Digital Humanities Seminar
Co-Sponsored with the Hall Center for the Humanities

Monday, September 17, 2018
3:00pm - 4:30pm
Hall Center for the Humanities

The Uncanny Valley and the Ghost in the Machine: a discussion of analogies for thinking about digitized medieval manuscripts
Dot Porter, Schoenberg Institute for Manuscript Studies, Kislak Center for Special Collections, University of Pennsylvania

As the digitization of manuscripts becomes more and more widespread, and as we develop new methods for digitizing manuscripts in compelling ways and making use of these digital objects, we as a scholarly community have had to come up with various methods for communicating about these objects. We use relatively straightforward terms, such as surrogate, facsimile, and avatar, as well as more complex analogies.
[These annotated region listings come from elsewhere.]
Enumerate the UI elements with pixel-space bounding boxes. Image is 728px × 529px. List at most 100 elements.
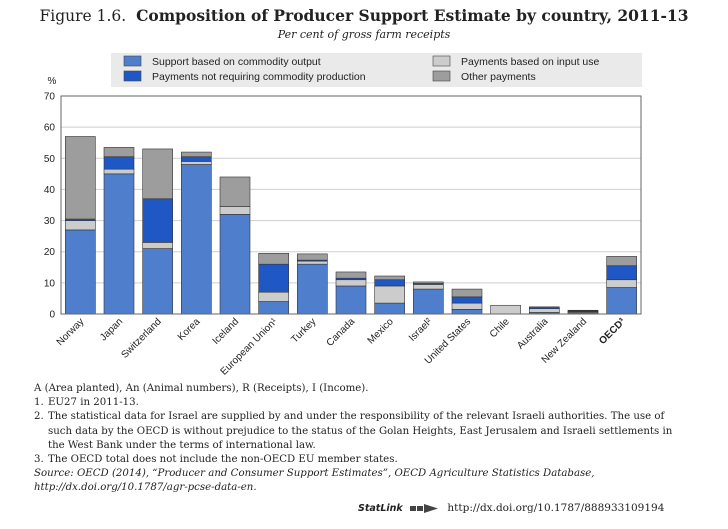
footnote-number: 1. bbox=[34, 397, 44, 409]
source-note: Source: OECD (2014), “Producer and Consu… bbox=[34, 468, 595, 494]
statlink-arrow-icon bbox=[410, 503, 439, 513]
bar-segment bbox=[181, 156, 212, 162]
bar-segment bbox=[181, 161, 212, 165]
bar-segment bbox=[490, 304, 521, 315]
bar-segment bbox=[258, 301, 289, 315]
y-tick-label: 0 bbox=[49, 310, 55, 321]
bar-segment bbox=[606, 279, 637, 288]
x-tick-label: Canada bbox=[325, 316, 358, 349]
bar-segment bbox=[181, 151, 212, 158]
bar-segment bbox=[181, 164, 212, 315]
bar-segment bbox=[142, 198, 173, 243]
bar-segment bbox=[451, 288, 483, 298]
figure-subtitle: Per cent of gross farm receipts bbox=[277, 28, 451, 41]
footnote-number: 3. bbox=[34, 454, 44, 466]
bar-segment bbox=[142, 148, 173, 200]
y-axis-label: % bbox=[48, 76, 57, 87]
bar-segment bbox=[103, 147, 135, 158]
x-tick-label: Mexico bbox=[366, 316, 396, 346]
bar-segment bbox=[103, 173, 135, 315]
bar-segment bbox=[65, 220, 96, 231]
bar-segment bbox=[297, 253, 328, 261]
bar-segment bbox=[567, 309, 599, 312]
legend-label: Payments based on input use bbox=[461, 56, 600, 68]
footnote-text: The OECD total does not include the non-… bbox=[48, 454, 398, 466]
bar-segment bbox=[413, 288, 444, 315]
statlink-brand: StatLink bbox=[358, 503, 403, 514]
legend-background bbox=[111, 53, 642, 87]
bar-segment bbox=[606, 265, 637, 281]
chart-legend: Support based on commodity output Payment… bbox=[111, 53, 642, 87]
footnote-text: EU27 in 2011-13. bbox=[48, 397, 139, 409]
bar-segment bbox=[335, 271, 367, 279]
bar-segment bbox=[258, 291, 289, 302]
y-tick-label: 30 bbox=[44, 216, 56, 227]
y-tick-label: 50 bbox=[44, 154, 56, 165]
bar-segment bbox=[103, 168, 135, 175]
bar-segment bbox=[335, 279, 367, 287]
bar-segment bbox=[219, 214, 251, 315]
stacked-bar-chart: Support based on commodity output Payment… bbox=[44, 53, 642, 378]
y-tick-label: 10 bbox=[44, 278, 56, 289]
bar-segment bbox=[374, 275, 405, 281]
y-tick-label: 60 bbox=[44, 123, 56, 134]
abbrev-note: A (Area planted), An (Animal numbers), R… bbox=[34, 383, 369, 394]
bar-segment bbox=[374, 279, 405, 287]
bar-segment bbox=[65, 136, 96, 220]
legend-swatch bbox=[432, 70, 451, 82]
legend-swatch bbox=[432, 55, 451, 67]
bar-segment bbox=[65, 229, 96, 315]
x-tick-label: Iceland bbox=[211, 316, 242, 347]
footnote-number: 2. bbox=[34, 411, 44, 423]
bar-segment bbox=[374, 302, 405, 315]
bar-segment bbox=[451, 296, 483, 304]
figure-notes: A (Area planted), An (Animal numbers), R… bbox=[34, 382, 674, 496]
figure-label: Figure 1.6. bbox=[39, 7, 127, 25]
legend-label: Payments not requiring commodity product… bbox=[152, 71, 366, 83]
legend-label: Other payments bbox=[461, 71, 536, 83]
y-tick-label: 20 bbox=[44, 247, 56, 258]
x-tick-label: Turkey bbox=[289, 316, 318, 345]
x-tick-label: Norway bbox=[55, 316, 87, 348]
footnote-3: 3. The OECD total does not include the n… bbox=[34, 453, 674, 467]
bar-segment bbox=[142, 248, 173, 315]
statlink-url[interactable]: http://dx.doi.org/10.1787/888933109194 bbox=[447, 502, 665, 514]
x-tick-label: Israel² bbox=[407, 316, 435, 344]
x-tick-label: Japan bbox=[98, 316, 125, 343]
bar-segment bbox=[142, 242, 173, 249]
bar-segment bbox=[529, 306, 560, 310]
footnote-1: 1. EU27 in 2011-13. bbox=[34, 396, 674, 410]
bar-segment bbox=[335, 285, 367, 315]
bar-segment bbox=[413, 281, 444, 284]
x-tick-label: Australia bbox=[515, 316, 551, 352]
legend-swatch bbox=[123, 55, 142, 67]
statlink: StatLink http://dx.doi.org/10.1787/88893… bbox=[358, 502, 664, 514]
y-tick-label: 70 bbox=[44, 92, 56, 103]
x-tick-label: Switzerland bbox=[119, 316, 163, 360]
x-tick-label: Chile bbox=[488, 316, 512, 340]
legend-label: Support based on commodity output bbox=[152, 56, 321, 68]
bar-segment bbox=[413, 284, 444, 290]
bar-segment bbox=[219, 176, 251, 207]
bar-segment bbox=[258, 252, 289, 265]
x-tick-label: Korea bbox=[176, 316, 203, 343]
bar-segment bbox=[258, 263, 289, 293]
x-tick-label: OECD³ bbox=[597, 316, 628, 347]
footnote-text: The statistical data for Israel are supp… bbox=[48, 411, 673, 451]
y-tick-label: 40 bbox=[44, 185, 56, 196]
plot-frame bbox=[60, 95, 642, 315]
footnote-2: 2. The statistical data for Israel are s… bbox=[34, 410, 674, 453]
bar-segment bbox=[297, 263, 328, 315]
bar-segment bbox=[606, 256, 637, 267]
figure-title: Composition of Producer Support Estimate… bbox=[136, 6, 689, 25]
bar-segment bbox=[297, 260, 328, 265]
bar-segment bbox=[451, 309, 483, 315]
bar-segment bbox=[529, 308, 560, 313]
chart-bars bbox=[65, 136, 637, 315]
figure-title-block: Figure 1.6. Composition of Producer Supp… bbox=[0, 6, 728, 25]
bar-segment bbox=[219, 206, 251, 215]
bar-segment bbox=[374, 285, 405, 304]
legend-swatch bbox=[123, 70, 142, 82]
bar-segment bbox=[606, 287, 637, 315]
bar-segment bbox=[103, 156, 135, 170]
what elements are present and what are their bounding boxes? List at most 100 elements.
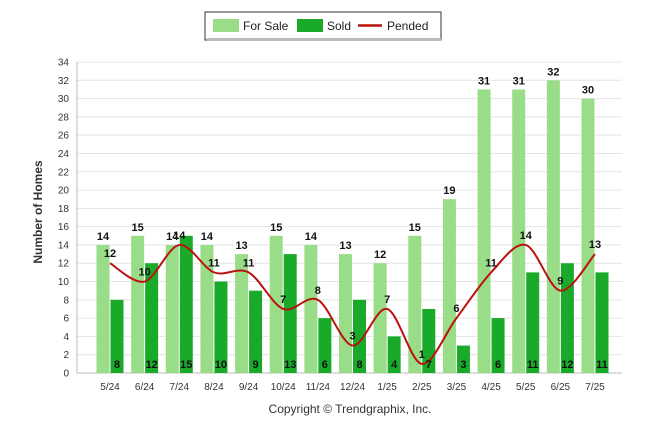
y-tick-label: 20 [58,186,70,197]
y-tick-label: 30 [58,94,70,105]
x-tick-label: 5/25 [516,382,536,393]
x-tick-label: 10/24 [271,382,296,393]
y-tick-label: 12 [58,259,70,270]
bar-sold [179,235,193,373]
bar-sold [110,299,124,373]
bar-for-sale [512,89,526,374]
data-label-pended: 14 [173,230,186,242]
bar-sold [387,336,401,373]
data-label-for-sale: 31 [513,75,525,87]
data-label-for-sale: 13 [235,240,247,252]
bar-sold [318,318,332,373]
y-tick-label: 14 [58,240,70,251]
legend-label-for-sale: For Sale [243,19,289,33]
data-label-for-sale: 15 [270,222,282,234]
data-label-pended: 11 [243,257,255,269]
y-tick-label: 32 [58,76,70,87]
bar-for-sale [339,254,352,373]
data-label-sold: 8 [356,359,362,371]
bar-sold [456,345,470,373]
data-label-sold: 11 [596,359,608,371]
bar-sold [526,272,540,373]
bar-for-sale [442,199,456,373]
legend-swatch-for-sale [213,19,239,32]
data-label-for-sale: 30 [582,85,594,97]
pended-line-path [109,243,596,365]
bar-for-sale [96,244,110,373]
bar-for-sale [581,98,595,374]
data-label-for-sale: 14 [166,231,179,243]
data-label-sold: 13 [284,359,296,371]
x-tick-label: 2/25 [412,382,432,393]
y-tick-label: 26 [58,131,70,142]
bar-for-sale [235,254,249,373]
data-label-sold: 6 [495,359,501,371]
data-label-sold: 4 [391,359,398,371]
data-label-sold: 11 [527,359,539,371]
data-label-for-sale: 14 [305,231,318,243]
data-label-for-sale: 14 [201,231,214,243]
legend-shadow [207,38,441,41]
bar-for-sale [373,263,387,373]
data-label-pended: 6 [453,303,459,315]
data-label-pended: 8 [315,285,321,297]
bar-for-sale [131,235,145,373]
legend-label-pended: Pended [387,19,428,33]
y-tick-label: 6 [63,314,69,325]
legend-label-sold: Sold [327,19,351,33]
data-label-pended: 9 [557,276,563,288]
data-labels: 1481512141514101391513146138124157193316… [97,66,608,371]
bar-for-sale [165,244,179,373]
y-tick-label: 22 [58,167,70,178]
data-label-pended: 11 [208,257,220,269]
bar-sold [214,281,228,373]
data-label-sold: 8 [114,359,120,371]
bar-sold [145,263,159,373]
x-tick-label: 6/25 [551,382,571,393]
y-tick-label: 10 [58,277,70,288]
data-label-for-sale: 15 [132,222,144,234]
data-label-pended: 14 [520,230,533,242]
data-label-pended: 11 [485,257,497,269]
x-tick-label: 9/24 [239,382,259,393]
data-label-pended: 10 [139,267,151,279]
data-label-sold: 7 [426,359,432,371]
x-tick-label: 3/25 [447,382,467,393]
copyright-credit: Copyright © Trendgraphix, Inc. [269,402,432,416]
x-axis-ticks: 5/24 6/24 7/24 8/24 9/24 10/24 11/24 12/24 1/25 2… [100,382,605,393]
x-tick-label: 4/25 [481,382,501,393]
bar-sold [491,318,505,373]
y-tick-label: 34 [58,58,70,69]
data-label-sold: 10 [215,359,227,371]
data-label-pended: 13 [589,239,601,251]
data-label-sold: 9 [253,359,259,371]
y-tick-label: 16 [58,222,70,233]
data-label-for-sale: 32 [547,66,559,78]
x-tick-label: 6/24 [135,382,155,393]
bar-sold [595,272,609,373]
data-label-sold: 12 [146,359,158,371]
x-tick-label: 1/25 [377,382,397,393]
data-label-pended: 7 [280,294,286,306]
data-label-pended: 3 [349,331,355,343]
x-tick-label: 7/24 [170,382,190,393]
x-tick-label: 8/24 [204,382,224,393]
data-label-for-sale: 12 [374,249,386,261]
data-label-sold: 3 [460,359,466,371]
data-label-pended: 1 [419,349,425,361]
data-label-for-sale: 31 [478,75,490,87]
pended-line [109,243,596,365]
x-tick-label: 5/24 [100,382,120,393]
data-label-for-sale: 13 [339,240,351,252]
y-tick-label: 24 [58,149,70,160]
y-tick-label: 18 [58,204,70,215]
x-tick-label: 7/25 [585,382,605,393]
bar-for-sale [546,80,560,373]
data-label-sold: 12 [561,359,573,371]
x-tick-label: 12/24 [340,382,365,393]
bar-for-sale [477,89,491,374]
bar-for-sale [408,235,422,373]
y-tick-label: 0 [63,369,69,380]
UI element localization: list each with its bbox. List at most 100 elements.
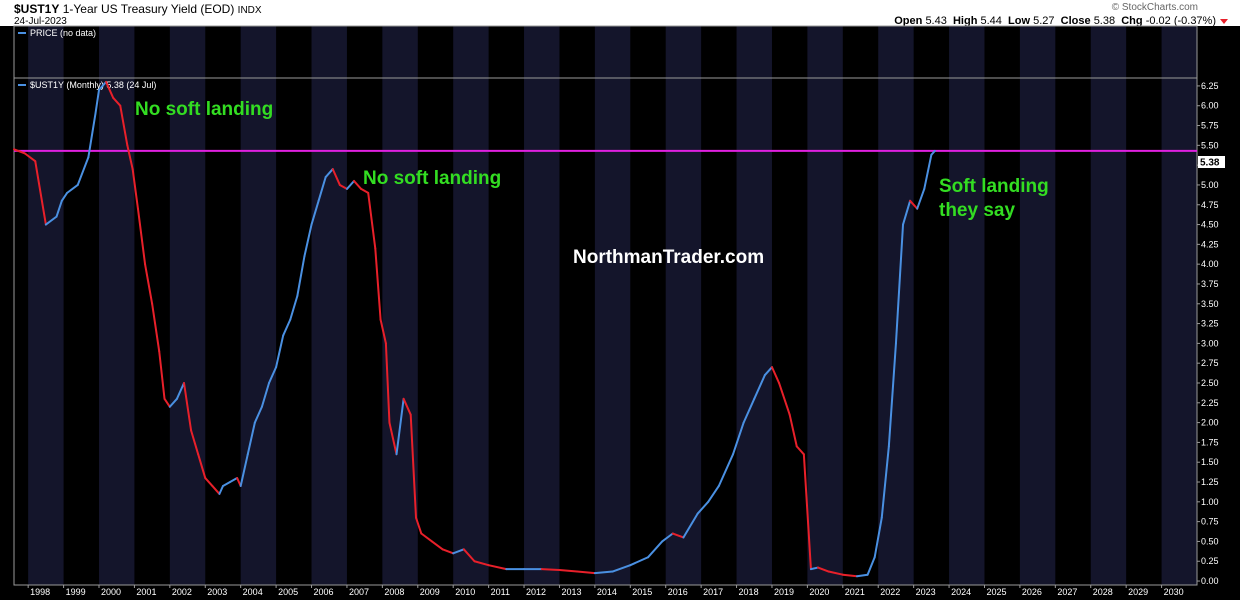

In the last chapter of 2008’s Printing the Middle Ages, “Coda; The Ghost in the Machine; Digital Avatars of Medieval Manuscripts,” Sian Echard talks of “the ominous implications of the phrase ‘the ghost in the machine’” in the consideration of modern reception, particularly digital reception, of medieval manuscripts. Beginning with the concept of mind-body dualism, described as “the ghost in the machine” by 20th century philosopher Gilbert Ryle, my talk will consider the appropriation of a variety of terms and analogies from philosophy, literature, and popular culture, and how we might use them to help us think about digitized medieval manuscripts and their uses.

Bio: As Curator of Digital Research Services in the Schoenberg Institute for Manuscript Studies, Dot Porter participates in a wide-ranging digital humanities research and development team within the context of a special collections department. Dot holds Master's degrees in Medieval Studies and Library Science and started her career working on image-based digital editions of medieval manuscripts. Her current projects focus on the digitization and visualization of medieval manuscripts.